Sindicato briga por salários, mas esquece respaldo a professor em sala
No dia-a-dia, professores nadam contra a maré para ensinar alunos com dificuldades de aprendizado
A população de pelo menos 12 estados assiste a greve que mobilizou o setor de educação nos últimos dias. Os professores saíram às ruas para cobrar melhores salários e cruzaram os braços nos estados do Acre, Alagoas, Amapá, Ceará, Mato Grosso, Mato Grosso do Sul, Paraíba, Piauí, Rio de Janeiro, Rio Grande do Norte, Rondônia, Sergipe, Tocantins e Santa Catarina. Entretanto, apesar de exigir valorização salarial, os sindicatos não mantêm o mesmo afinco quando se trata de melhorar as condições desse mesmo professor dentro de sala de aula.
O movimento grevista em Mato Grosso do Sul é ligado a Fetems (Federação dos Trabalhadores em Educação), que por sua vez é ligada a CUT (Central Única dos Trabalhadores) e ao PT. O próprio presidente da Fetems, professor Roberto Botarelli é filiado ao PT, principal adversário político da sigla que está gerindo o governo: o PSDB.
A politização do movimento ficou ainda mais evidente após as declarações do presidente da Fetems, Roberto Botarelli, de que os professores estaduais estão “em situação um tanto privilegiada”. Atualmente, o Governo de MS paga o piso nacional para os professores em 38,84% acima do valor.

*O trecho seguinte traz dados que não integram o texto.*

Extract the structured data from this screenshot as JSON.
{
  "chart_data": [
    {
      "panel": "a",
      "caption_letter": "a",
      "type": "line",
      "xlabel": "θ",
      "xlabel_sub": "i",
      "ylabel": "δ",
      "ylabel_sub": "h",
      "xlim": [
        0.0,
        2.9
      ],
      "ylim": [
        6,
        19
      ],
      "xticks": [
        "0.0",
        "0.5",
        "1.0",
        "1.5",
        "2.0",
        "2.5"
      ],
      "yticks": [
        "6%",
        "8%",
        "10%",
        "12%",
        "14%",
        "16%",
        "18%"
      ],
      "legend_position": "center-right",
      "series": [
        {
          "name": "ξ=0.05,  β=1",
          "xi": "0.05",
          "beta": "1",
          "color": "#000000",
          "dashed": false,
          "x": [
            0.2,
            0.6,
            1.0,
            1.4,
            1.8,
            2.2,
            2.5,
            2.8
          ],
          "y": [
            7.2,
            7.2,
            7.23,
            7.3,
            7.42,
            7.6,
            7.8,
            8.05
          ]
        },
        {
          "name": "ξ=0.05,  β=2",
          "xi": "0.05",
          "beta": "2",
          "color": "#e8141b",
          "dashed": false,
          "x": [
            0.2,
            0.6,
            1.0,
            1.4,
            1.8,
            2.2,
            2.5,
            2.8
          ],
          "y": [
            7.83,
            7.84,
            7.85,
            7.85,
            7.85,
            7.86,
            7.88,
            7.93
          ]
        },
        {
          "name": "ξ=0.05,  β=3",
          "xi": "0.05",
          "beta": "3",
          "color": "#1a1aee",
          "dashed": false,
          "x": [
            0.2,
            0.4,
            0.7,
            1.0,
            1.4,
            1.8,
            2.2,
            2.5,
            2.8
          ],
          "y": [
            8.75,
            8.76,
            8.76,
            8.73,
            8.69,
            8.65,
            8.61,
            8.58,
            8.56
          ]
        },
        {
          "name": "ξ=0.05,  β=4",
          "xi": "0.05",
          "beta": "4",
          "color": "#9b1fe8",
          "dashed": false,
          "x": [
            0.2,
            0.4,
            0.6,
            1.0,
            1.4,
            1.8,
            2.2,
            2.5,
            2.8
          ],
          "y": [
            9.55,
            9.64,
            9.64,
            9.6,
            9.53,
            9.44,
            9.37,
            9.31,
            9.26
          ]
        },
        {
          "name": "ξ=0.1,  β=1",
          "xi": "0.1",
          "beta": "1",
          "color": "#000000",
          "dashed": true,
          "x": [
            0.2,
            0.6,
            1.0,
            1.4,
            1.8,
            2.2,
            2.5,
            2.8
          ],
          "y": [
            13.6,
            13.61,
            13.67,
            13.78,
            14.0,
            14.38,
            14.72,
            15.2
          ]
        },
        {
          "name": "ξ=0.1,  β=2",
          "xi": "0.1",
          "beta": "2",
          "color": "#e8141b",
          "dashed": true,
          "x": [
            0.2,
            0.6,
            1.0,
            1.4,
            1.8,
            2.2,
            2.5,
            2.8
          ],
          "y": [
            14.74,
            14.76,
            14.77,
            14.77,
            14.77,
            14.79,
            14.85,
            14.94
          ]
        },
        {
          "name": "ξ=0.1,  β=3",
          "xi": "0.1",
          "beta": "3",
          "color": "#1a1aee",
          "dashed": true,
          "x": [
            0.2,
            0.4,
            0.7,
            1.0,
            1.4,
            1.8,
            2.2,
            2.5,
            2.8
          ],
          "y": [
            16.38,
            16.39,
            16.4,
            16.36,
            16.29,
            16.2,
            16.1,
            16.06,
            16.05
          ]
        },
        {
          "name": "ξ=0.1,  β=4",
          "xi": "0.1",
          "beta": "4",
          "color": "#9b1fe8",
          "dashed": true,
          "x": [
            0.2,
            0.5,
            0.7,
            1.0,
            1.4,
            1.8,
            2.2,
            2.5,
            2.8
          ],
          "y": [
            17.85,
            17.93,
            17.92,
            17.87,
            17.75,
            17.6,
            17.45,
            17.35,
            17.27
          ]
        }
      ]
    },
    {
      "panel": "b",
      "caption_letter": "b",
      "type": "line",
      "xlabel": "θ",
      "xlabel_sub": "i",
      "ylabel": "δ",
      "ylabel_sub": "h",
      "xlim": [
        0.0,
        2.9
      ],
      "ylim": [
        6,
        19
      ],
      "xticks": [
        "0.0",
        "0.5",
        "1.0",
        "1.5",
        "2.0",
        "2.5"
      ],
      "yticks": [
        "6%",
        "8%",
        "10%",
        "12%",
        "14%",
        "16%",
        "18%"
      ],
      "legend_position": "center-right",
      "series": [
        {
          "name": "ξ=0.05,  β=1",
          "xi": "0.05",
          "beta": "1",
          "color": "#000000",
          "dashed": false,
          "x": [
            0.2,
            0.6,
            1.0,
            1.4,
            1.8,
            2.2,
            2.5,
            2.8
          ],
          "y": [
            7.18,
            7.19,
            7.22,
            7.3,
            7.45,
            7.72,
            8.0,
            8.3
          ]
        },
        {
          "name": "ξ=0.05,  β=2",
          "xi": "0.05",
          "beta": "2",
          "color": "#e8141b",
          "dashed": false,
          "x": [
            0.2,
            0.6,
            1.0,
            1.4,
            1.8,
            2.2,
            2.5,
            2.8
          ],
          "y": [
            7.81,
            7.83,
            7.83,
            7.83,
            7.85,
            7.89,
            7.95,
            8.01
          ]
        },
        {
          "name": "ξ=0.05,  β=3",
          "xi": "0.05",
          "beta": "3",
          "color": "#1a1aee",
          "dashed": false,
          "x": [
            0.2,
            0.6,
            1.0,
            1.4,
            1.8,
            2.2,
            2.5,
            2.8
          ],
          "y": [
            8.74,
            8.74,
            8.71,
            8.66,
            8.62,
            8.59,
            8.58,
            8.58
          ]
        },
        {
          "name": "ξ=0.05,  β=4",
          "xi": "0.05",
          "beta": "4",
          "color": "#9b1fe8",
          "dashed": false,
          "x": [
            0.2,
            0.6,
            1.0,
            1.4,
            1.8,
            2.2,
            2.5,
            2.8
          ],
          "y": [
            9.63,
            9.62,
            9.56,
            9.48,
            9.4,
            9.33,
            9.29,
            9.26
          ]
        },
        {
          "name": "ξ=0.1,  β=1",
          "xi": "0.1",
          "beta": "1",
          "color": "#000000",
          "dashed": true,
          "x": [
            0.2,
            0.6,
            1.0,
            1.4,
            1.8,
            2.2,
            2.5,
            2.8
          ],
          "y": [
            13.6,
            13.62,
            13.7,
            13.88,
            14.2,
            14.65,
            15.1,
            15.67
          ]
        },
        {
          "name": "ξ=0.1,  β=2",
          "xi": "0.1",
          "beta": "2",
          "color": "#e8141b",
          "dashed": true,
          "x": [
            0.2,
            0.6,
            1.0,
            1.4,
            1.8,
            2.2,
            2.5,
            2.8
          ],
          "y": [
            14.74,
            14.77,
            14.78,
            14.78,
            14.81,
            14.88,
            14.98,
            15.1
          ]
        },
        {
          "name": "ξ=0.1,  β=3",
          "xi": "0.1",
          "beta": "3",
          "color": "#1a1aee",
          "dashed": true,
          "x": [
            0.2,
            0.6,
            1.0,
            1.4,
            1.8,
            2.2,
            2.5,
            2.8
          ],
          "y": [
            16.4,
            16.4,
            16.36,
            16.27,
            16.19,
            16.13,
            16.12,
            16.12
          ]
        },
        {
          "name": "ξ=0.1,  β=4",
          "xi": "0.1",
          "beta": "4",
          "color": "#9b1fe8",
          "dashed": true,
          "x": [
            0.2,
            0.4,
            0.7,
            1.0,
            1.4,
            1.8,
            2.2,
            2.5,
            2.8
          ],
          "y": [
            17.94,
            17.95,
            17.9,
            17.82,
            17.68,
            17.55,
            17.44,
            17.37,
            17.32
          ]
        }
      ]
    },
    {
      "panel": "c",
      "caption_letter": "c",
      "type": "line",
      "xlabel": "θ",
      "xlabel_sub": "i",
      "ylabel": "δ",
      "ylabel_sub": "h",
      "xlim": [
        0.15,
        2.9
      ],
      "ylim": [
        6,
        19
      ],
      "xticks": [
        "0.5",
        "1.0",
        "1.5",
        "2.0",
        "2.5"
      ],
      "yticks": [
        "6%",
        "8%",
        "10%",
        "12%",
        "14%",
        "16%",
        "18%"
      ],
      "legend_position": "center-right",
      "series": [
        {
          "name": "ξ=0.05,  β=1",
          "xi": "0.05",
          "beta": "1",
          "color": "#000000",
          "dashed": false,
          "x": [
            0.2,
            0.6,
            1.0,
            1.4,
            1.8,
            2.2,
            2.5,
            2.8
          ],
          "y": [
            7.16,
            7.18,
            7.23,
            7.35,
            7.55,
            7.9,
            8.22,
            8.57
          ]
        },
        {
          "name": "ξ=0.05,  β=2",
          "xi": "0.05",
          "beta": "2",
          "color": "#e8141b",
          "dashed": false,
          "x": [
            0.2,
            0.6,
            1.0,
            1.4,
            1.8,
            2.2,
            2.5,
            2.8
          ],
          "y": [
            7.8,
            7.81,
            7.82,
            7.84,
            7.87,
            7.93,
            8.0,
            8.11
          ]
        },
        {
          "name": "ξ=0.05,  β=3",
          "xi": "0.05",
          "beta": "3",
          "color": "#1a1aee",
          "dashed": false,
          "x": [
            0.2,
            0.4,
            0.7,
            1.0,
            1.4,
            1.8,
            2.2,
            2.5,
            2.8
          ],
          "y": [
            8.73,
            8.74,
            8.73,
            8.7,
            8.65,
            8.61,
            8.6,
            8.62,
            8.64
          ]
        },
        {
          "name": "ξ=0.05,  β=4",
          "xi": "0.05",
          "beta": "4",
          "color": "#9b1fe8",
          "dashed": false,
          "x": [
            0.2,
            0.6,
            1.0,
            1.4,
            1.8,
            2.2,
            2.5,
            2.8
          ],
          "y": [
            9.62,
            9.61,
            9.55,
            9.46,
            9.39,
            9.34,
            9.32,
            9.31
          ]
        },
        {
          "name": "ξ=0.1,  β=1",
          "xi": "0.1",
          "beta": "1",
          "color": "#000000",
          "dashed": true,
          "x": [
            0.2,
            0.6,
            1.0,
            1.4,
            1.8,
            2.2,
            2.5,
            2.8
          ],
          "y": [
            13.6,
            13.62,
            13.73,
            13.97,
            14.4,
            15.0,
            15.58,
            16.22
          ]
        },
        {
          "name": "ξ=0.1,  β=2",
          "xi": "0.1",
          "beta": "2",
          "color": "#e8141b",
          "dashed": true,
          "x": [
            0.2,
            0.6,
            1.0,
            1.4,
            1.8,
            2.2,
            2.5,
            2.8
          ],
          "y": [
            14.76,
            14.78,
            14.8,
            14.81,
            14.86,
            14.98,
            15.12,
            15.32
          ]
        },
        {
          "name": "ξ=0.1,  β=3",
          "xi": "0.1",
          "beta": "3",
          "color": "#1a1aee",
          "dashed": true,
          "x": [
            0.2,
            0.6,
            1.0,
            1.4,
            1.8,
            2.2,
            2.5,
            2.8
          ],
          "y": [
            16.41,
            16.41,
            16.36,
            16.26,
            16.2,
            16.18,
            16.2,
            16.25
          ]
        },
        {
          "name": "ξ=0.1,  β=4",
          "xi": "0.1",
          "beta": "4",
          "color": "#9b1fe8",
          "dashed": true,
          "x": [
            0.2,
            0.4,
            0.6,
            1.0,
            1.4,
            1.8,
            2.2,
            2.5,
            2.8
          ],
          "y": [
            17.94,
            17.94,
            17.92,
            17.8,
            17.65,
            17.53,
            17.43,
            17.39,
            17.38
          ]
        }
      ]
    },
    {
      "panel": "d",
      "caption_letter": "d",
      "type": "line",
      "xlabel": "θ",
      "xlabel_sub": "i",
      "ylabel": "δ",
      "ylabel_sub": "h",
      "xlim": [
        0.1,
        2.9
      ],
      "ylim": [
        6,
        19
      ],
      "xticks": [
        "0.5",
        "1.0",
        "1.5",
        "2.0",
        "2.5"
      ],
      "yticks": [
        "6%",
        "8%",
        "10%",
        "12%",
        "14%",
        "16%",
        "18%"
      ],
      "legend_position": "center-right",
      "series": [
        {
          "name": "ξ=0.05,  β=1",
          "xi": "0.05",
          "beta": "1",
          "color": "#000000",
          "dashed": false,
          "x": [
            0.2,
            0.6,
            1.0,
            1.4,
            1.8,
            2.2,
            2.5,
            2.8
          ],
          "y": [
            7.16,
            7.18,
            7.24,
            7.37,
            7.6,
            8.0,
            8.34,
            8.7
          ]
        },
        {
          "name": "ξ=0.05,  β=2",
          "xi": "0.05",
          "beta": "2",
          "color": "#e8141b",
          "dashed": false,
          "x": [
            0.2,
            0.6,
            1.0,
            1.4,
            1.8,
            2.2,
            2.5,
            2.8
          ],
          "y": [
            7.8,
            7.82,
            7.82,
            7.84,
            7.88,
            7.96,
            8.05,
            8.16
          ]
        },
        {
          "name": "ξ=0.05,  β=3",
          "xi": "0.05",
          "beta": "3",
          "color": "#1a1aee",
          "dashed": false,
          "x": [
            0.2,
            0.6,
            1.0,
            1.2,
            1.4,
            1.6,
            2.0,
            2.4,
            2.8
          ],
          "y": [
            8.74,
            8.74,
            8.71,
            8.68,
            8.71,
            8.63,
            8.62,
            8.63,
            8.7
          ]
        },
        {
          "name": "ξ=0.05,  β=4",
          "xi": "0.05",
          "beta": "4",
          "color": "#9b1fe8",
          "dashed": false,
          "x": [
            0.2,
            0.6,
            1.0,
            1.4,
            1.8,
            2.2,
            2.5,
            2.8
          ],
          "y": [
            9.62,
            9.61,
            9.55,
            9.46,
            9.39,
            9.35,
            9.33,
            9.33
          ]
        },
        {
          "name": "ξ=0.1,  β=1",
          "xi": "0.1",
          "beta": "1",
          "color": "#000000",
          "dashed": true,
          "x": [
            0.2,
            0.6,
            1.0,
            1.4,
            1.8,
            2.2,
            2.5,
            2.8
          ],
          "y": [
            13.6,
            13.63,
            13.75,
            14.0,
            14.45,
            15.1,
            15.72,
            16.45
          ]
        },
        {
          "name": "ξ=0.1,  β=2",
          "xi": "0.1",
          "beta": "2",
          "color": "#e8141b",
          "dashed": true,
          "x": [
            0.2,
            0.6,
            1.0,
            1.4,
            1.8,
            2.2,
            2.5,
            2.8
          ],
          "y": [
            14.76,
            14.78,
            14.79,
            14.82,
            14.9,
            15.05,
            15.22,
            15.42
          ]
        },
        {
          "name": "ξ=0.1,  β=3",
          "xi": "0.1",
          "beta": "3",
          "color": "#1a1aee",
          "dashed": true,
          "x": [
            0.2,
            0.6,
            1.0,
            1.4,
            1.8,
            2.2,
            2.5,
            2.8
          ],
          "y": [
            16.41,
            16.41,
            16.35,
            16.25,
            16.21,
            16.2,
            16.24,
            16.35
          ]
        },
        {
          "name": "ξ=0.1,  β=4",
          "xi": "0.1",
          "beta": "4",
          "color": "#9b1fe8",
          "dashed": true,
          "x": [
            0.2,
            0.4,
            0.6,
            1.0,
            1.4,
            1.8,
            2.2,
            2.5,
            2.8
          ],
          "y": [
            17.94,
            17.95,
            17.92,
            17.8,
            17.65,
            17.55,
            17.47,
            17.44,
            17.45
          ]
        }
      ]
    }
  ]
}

Cálculos da Secretaria de Educação revelaram que, enquanto o piso nacional é de R$ 1.917,78, o Estado repassa R$ 2.662,82, mas 99,67% dos profissionais tem curso superior e recebe em média R$ 5.561,90 para carga horária de 40 horas semanais.
Somente em 2015, o Estado autorizou o reajuste de 13,01% antecipado pelo ex-governador André Puccinelli (PMDB), ofereceu mais 4,34%, a partir de outubro e negociou o aumento de salário ao dobro até 2022. Mas a proposta não agradou a categoria que saiu as ruas, mas acabou barrada pela Justiça.
Apesar da briga ter ido parar nos tribunais, na outra ponta que atinge diretamente a sociedade e as famílias - a qualidade do ensino público - o professorado permanece desguarnecido. Dados do Ideb (Índice de Desenvolvimento da Educação Básica), mostram que a qualidade do ensino na rede pública no Brasil só deve chegar próximo ao nível dos países desenvolvidos em 2022.
Na avaliação da professora Doutora em Educação com pesquisa em formação de professores, Maysa Brum, a educação ainda não é prioridade, o que deixa muitos professores mal qualificados e sem condições de educar nossas crianças.
“Claro que a questão salarial é muito importante, mas não adianta brigar só pelo salário. Precisamos de condições detrabalho, infraestrutura,apoio institucional, físico, administrativo e pedagógico. A realidade que vemos hoje é de uma grande parte de professores mal formados, que não conseguem dar conta de formar nossos filhos e lá na frente os deixam muitas vezes sem saber ler, escrever, interpretar e sem visão crítica. Falta acirrar a briga também na outra ponta e elencar prioridades que não foram alcançadascomo investir nas condições de trabalho e principalmente na formação de professores”, elencou.
A educadora salientou ainda a questão dos alunos que ‘passam de ano’ sem ter conhecimento para avançar as séries, apenas para atingir a meta de aprovação das escolas. Maysa explicou que isso se deve a má interpretação da Lei.
“Quem comete esse tipo de crime contra a educação não entendeu o propósito da Lei. A ideia de que não pode haver reprovação quer dizer que vamos ter que suprir a necessidade do aluno: se não está aprendendo vou dar um reforço no contraturno, reforço psicológico, mas não é assim que a gente vê acontecer e muitas vezes essas professoras precisam reduzir o nível dos estudos para nivelar por quem sabe menos. Então, vemos que é urgente uma formação continuada remunerada aos professores, no seu horário de trabalho, porque não há quem trabalhe dois, três turnos e ainda tenha disposição e ânimo para fazer um aperfeiçoamento”, finalizou.